Амори начал крутить свои белокурые усы и погрузился в глубокое молчание. Принц продолжал.
— Притом, Ноэ, мой дорогой, одна вещь возбуждает в высшей степени мое любопытство.
— Какая это вещь, Генрих?
— Ты знаешь, что Коризандра дала мне письмо?
— Да.
— К своей подруге детства, жене ювелира Лорио.
— Совершенно верно. Ну так что же?
— Ну, так мне очень бы хотелось узнать содержание этого письма.
— К несчастью, оно перевязано шелком, концы которого припечатаны печатью из голубого воска.
— Увы!
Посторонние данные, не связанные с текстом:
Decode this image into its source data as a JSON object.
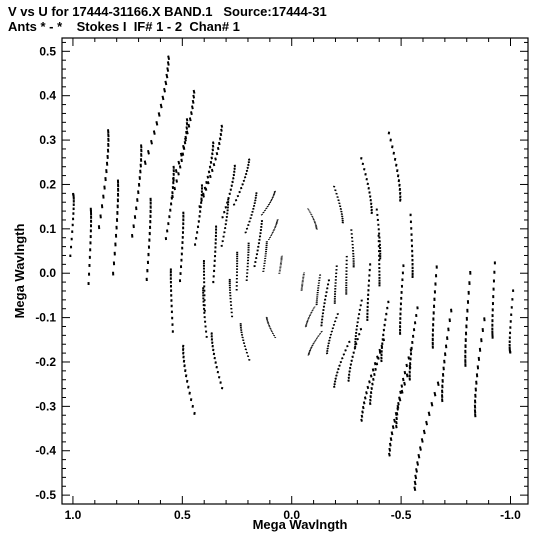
{
  "header": {
    "line1": "V vs U for 17444-31166.X BAND.1   Source:17444-31",
    "line2": "Ants * - *    Stokes I  IF# 1 - 2  Chan# 1"
  },
  "chart_data": {
    "type": "scatter",
    "title": "V vs U for 17444-31166.X BAND.1   Source:17444-31",
    "subtitle": "Ants * - *    Stokes I  IF# 1 - 2  Chan# 1",
    "xlabel": "Mega Wavlngth",
    "ylabel": "Mega Wavlngth",
    "xlim": [
      1.05,
      -1.08
    ],
    "ylim": [
      -0.52,
      0.53
    ],
    "x_ticks": [
      "1.0",
      "0.5",
      "0.0",
      "-0.5",
      "-1.0"
    ],
    "y_ticks": [
      "0.5",
      "0.4",
      "0.3",
      "0.2",
      "0.1",
      "0.0",
      "-0.1",
      "-0.2",
      "-0.3",
      "-0.4",
      "-0.5"
    ],
    "grid": false,
    "marker": "short dashes (uv tracks, symmetric about origin)",
    "baseline_centers": [
      [
        0.3,
        0.12
      ],
      [
        0.42,
        0.14
      ],
      [
        0.55,
        0.17
      ],
      [
        0.7,
        0.2
      ],
      [
        0.85,
        0.23
      ],
      [
        1.0,
        0.13
      ],
      [
        0.2,
        0.03
      ],
      [
        0.35,
        0.05
      ],
      [
        0.5,
        0.07
      ],
      [
        0.65,
        0.09
      ],
      [
        0.8,
        0.12
      ],
      [
        0.92,
        0.08
      ],
      [
        0.1,
        0.16
      ],
      [
        0.22,
        0.21
      ],
      [
        0.35,
        0.26
      ],
      [
        0.48,
        0.32
      ],
      [
        0.6,
        0.38
      ],
      [
        0.15,
        0.07
      ],
      [
        0.08,
        0.1
      ],
      [
        0.18,
        0.14
      ],
      [
        0.28,
        0.19
      ],
      [
        0.38,
        0.23
      ],
      [
        0.5,
        0.27
      ],
      [
        0.05,
        0.02
      ],
      [
        0.12,
        0.04
      ],
      [
        0.25,
        0.01
      ],
      [
        0.4,
        -0.02
      ],
      [
        0.55,
        -0.05
      ],
      [
        -0.1,
        0.12
      ],
      [
        -0.22,
        0.15
      ],
      [
        -0.35,
        0.19
      ],
      [
        -0.48,
        0.23
      ],
      [
        -0.28,
        0.05
      ],
      [
        -0.4,
        0.08
      ]
    ],
    "track_lengths": [
      0.08,
      0.1,
      0.12,
      0.15,
      0.16,
      0.1,
      0.06,
      0.09,
      0.11,
      0.13,
      0.15,
      0.12,
      0.07,
      0.1,
      0.14,
      0.17,
      0.2,
      0.08,
      0.05,
      0.08,
      0.1,
      0.12,
      0.14,
      0.03,
      0.05,
      0.06,
      0.08,
      0.1,
      0.05,
      0.07,
      0.1,
      0.12,
      0.06,
      0.08
    ]
  }
}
Это известно мне.
— И распечатать его было бы в высшей степени неделикатно.
— Еще бы! Но письмо, написанное женщиной, которая любит вас и доказала свою любовь...
— Боже мой!
— Не принимая в расчет этого обстоятельства, я придерживаюсь твоего мнения и никогда не позволю себе взломать печать... На, увы!..
Генрих остановился и вздохнул.
— Ну, что же? — спросил Ноэ.
— Со мной случилось несчастье.
— Неужели? Какое же?
— Печать сломалась сама собою.
— Каким образом?
— Или, вернее, она растаяла, потому что сегодня было очень жарко. Мы остановились в гостинице, у ворот Блуа, чтобы позавтракать. Я положил письма Кори-зандры и моей матери на солнце. Солнце растопило воск, когда мы пили луарское кисловатое вино.
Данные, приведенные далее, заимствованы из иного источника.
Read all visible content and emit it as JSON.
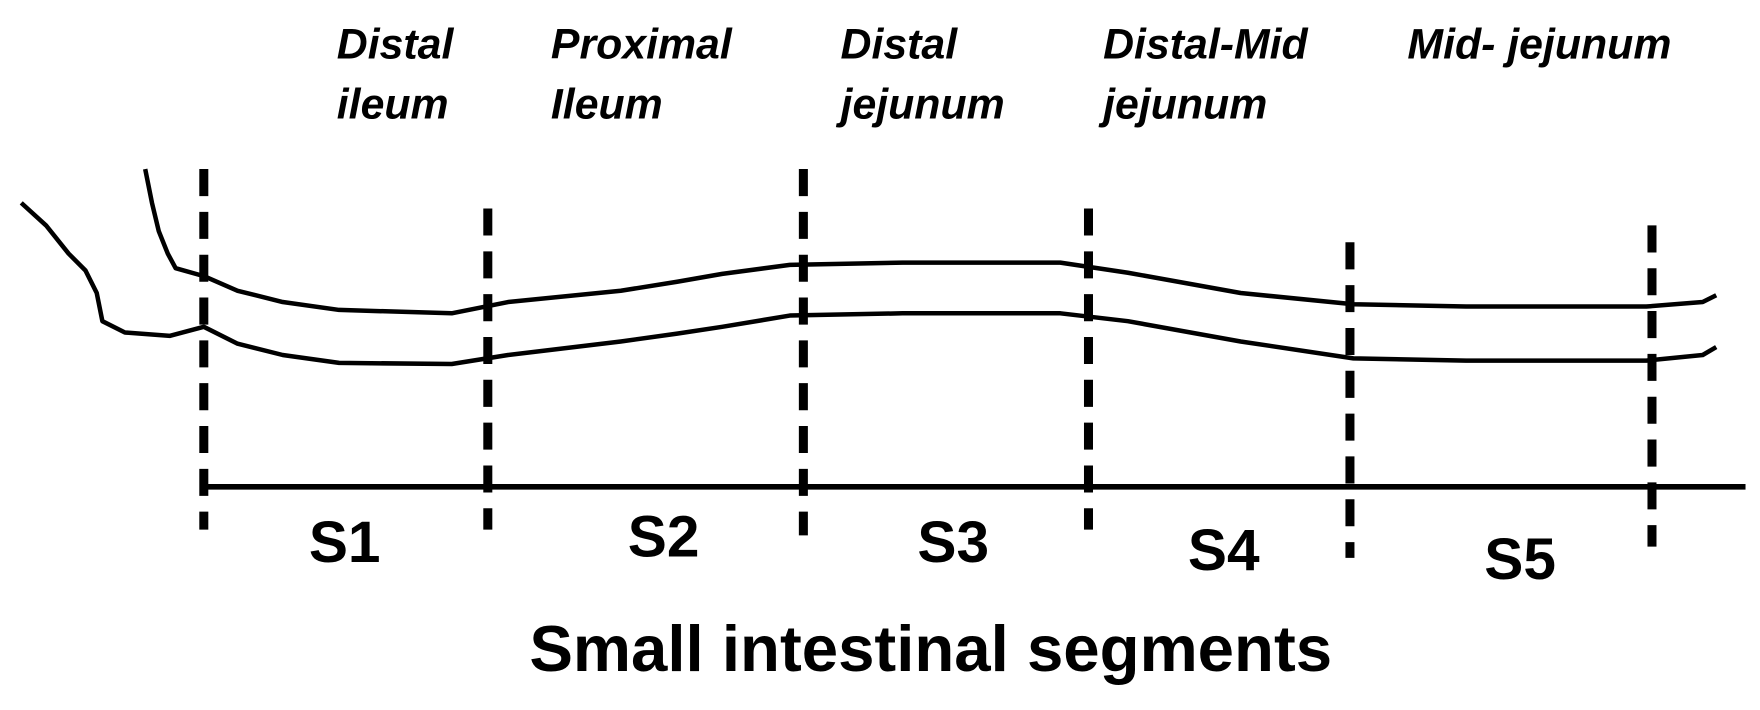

Принц Наваррский вытащил письма из кармана и протянул их своему другу Амори де Ноэ.
— Да, правда,— сказал последний,— солнце растопило воск, но не развязало концов шелковинки.
— Правда твоя, однако...
— О, я знаю, что вы хотите сказать мне. Развязав узел, можно снова завязать его.
— Однако!..
— Ах, что касается письма королевы Иоанны На-варрской, которое предназначается вам лично и которое вы должны вскрыть по приезде в Париж, то я вам скажу...
— Оно мало интересует меня.
— Почем знать?
— Оно касается, без сомнения, политики, а политика надоела мне. Зато письмо Коризандры... но если ты настаиваешь на том, что это было бы непорядочно...
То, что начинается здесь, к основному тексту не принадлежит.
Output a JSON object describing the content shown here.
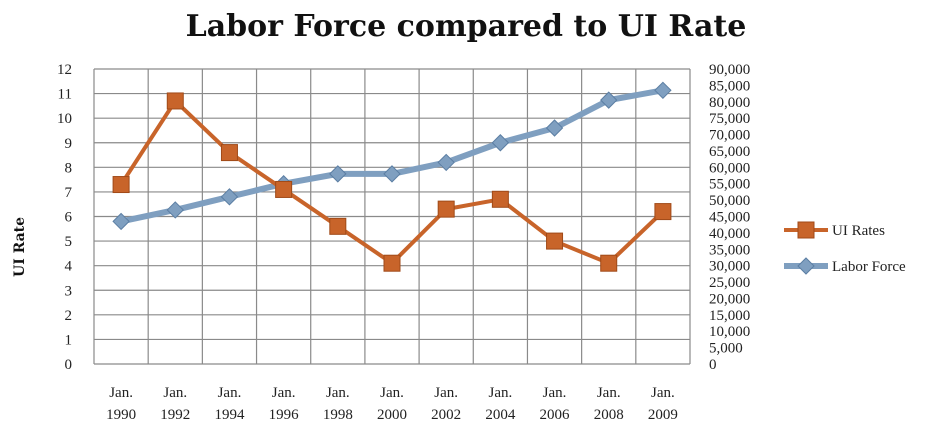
{
  "chart_data": {
    "type": "line",
    "title": "Labor Force compared to UI Rate",
    "ylabel": "UI Rate",
    "categories": [
      [
        "Jan.",
        "1990"
      ],
      [
        "Jan.",
        "1992"
      ],
      [
        "Jan.",
        "1994"
      ],
      [
        "Jan.",
        "1996"
      ],
      [
        "Jan.",
        "1998"
      ],
      [
        "Jan.",
        "2000"
      ],
      [
        "Jan.",
        "2002"
      ],
      [
        "Jan.",
        "2004"
      ],
      [
        "Jan.",
        "2006"
      ],
      [
        "Jan.",
        "2008"
      ],
      [
        "Jan.",
        "2009"
      ]
    ],
    "y_left": {
      "min": 0,
      "max": 12,
      "step": 1,
      "ticks": [
        "0",
        "1",
        "2",
        "3",
        "4",
        "5",
        "6",
        "7",
        "8",
        "9",
        "10",
        "11",
        "12"
      ]
    },
    "y_right": {
      "min": 0,
      "max": 90000,
      "step": 5000,
      "ticks": [
        "0",
        "5,000",
        "10,000",
        "15,000",
        "20,000",
        "25,000",
        "30,000",
        "35,000",
        "40,000",
        "45,000",
        "50,000",
        "55,000",
        "60,000",
        "65,000",
        "70,000",
        "75,000",
        "80,000",
        "85,000",
        "90,000"
      ]
    },
    "grid": true,
    "legend_position": "right",
    "series": [
      {
        "name": "UI Rates",
        "axis": "left",
        "marker": "square",
        "color": "#c8642a",
        "values": [
          7.3,
          10.7,
          8.6,
          7.1,
          5.6,
          4.1,
          6.3,
          6.7,
          5.0,
          4.1,
          6.2
        ]
      },
      {
        "name": "Labor Force",
        "axis": "right",
        "marker": "diamond",
        "color": "#7f9fc0",
        "values": [
          43500,
          47000,
          51000,
          55000,
          58000,
          58000,
          61500,
          67500,
          72000,
          80500,
          83500
        ]
      }
    ]
  }
}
Генрих Наваррский не докончил своих слов. Стук копыт нескольких лошадей послышался на дороге, до того пустынной и безмолвной.
Молодые люди обернулись и увидели группу, состоявшую из трех всадников, направлявшихся к гостинице, носившей громкое название «Место свидания волхвов».
Генрих Наваррский спрятал оба письма снова в карман и встал, чтобы лучше рассмотреть всадников.
Третий всадник, замыкавший группу, оказался женщиной.
Ехавший впереди был толстый, уже довольно старый человек, одетый в плотно облегающий тело сюртук из коричневого сукна и фетровую шляпу без пера, мушкет его был привешен к луке седла. Все это доказывало, что он не был дворянином...
Он имел вид зажиточного мещанина, живущего в городе и вполне счастливого.
За ним ехал слуга, который вез два больших чемодана, из которых один был привешен к луке седла, а другой — за спиною седока. Женщина, ехавшая на прекрасной белой лошади и замыкавшая процессию, была тоже одета так, как одеваются мещанки.
Но она казалась такой привлекательной под своею маской,— женщины в те времена путешествовали не иначе, как в маске,— стан ее был так гибок и строен, и она так ловко управляла своей лошадью, что можно было предположить в ней аристократку, путешествующую инкогнито в сопровождении своих слуг.
— Эй! — крикнул мещанин.— Эй, хозяин!
Трактирщик, щипавший гуся, не двинулся с места,
только небрежно поднял голову и дерзко взглянул на всадника.
— Что вам надо? — спросил он.
— Черт возьми! — ответил мещанин, слезая с лошади, и повелительным тоном человека, у которого кошелек туго набит: — Я хочу поужинать и отдохнуть.
Трактирщик в нерешительности посмотрел на молодых людей. Но взгляд его выражал, что он видит для себя слишком мало чести дать приют мещанам в то время, когда у него остановились знатные господа.